Kkr vuole uscire da Fibercop di Tim? Fatti e rumors

Dossier Fibercop-Tim e caso Kkr. Fatti, numeri e indiscrezioni

 

Ma Kkr per caso vuole uscire da Fibercop (Tim) anche per l’attapiramento causato dall’Opa di fatto bocciata dal governo e dagli azionisti di Tim?

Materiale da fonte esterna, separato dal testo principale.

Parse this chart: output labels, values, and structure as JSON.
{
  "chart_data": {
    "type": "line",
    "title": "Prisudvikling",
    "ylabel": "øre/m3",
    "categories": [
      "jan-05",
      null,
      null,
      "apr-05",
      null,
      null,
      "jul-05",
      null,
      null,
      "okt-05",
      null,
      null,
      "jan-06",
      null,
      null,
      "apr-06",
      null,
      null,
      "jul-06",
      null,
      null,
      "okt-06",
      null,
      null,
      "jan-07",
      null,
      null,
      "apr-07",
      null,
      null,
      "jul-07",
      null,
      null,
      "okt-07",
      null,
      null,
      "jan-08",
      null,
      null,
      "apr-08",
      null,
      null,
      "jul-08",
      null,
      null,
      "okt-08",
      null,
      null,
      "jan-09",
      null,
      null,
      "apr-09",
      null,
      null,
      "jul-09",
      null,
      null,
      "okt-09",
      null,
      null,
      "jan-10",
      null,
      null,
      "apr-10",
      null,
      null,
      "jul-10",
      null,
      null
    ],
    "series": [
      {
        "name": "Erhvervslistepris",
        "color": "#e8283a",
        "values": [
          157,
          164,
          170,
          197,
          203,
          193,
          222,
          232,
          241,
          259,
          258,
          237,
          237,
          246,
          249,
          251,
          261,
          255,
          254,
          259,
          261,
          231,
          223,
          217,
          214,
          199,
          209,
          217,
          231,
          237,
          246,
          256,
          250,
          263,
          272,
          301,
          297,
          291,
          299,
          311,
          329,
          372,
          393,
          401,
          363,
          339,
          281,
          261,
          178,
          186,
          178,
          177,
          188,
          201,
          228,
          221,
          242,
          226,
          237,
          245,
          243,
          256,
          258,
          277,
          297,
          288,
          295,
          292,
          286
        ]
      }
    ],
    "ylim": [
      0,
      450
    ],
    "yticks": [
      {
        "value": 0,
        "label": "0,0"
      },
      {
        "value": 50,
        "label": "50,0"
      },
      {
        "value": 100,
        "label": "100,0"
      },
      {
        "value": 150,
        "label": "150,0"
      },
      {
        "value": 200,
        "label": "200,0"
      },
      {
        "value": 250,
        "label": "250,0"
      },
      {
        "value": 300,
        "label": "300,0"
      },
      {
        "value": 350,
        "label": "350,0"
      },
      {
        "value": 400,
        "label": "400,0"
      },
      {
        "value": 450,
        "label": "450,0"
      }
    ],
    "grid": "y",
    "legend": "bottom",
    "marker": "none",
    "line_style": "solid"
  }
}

E’ la domanda che si stanno iniziando a porre in queste ore ambienti istituzionali e finanziari che seguono direttamente e indirettamente il dossier Tim.

Ma andiamo con ordine.

Oggi Tim è fiacca a Piazza Affari nel giorno del cda per l’approvazione della prima trimestrale del 2022. Non bastano i risultati positivi della controllata Tim Brazil a far schizzare l’andamento di Tim a in Borsa, sottolinea l’agenzia Radiocor-Sole24Ore – visto che emerge il disaccordo con Kkr sull’intesa tra Open Fiber e Fibercop, la linea secondaria di Tim di cui il fondo Usa è azionista per il 37,5%.

Dopo che il cda di Tim ha rifiutato di concedere l’apertura della due diligence senza un’offerta vera e propria a Kkr, che aveva manifestato interesse per il 100% del gruppo italiano lo scorso novembre senza poi passare davvero all’azione con una reale Opa (Palazzo Chigi e Mef erano fin dall’inizio – come scritto tempo fa da Startmag – in disaccordo soprattutto perché il fondo americano avrebbe di fatto avuto il controllo anche dell’infrastruttura di rete, non si trova ancora una soluzione per arrivare alla chiusura dell’accordo commerciale secondo il quale Open Fiber prenderà in uso pali e cavidotti di Fibercop a fronte del pagamento di un canone.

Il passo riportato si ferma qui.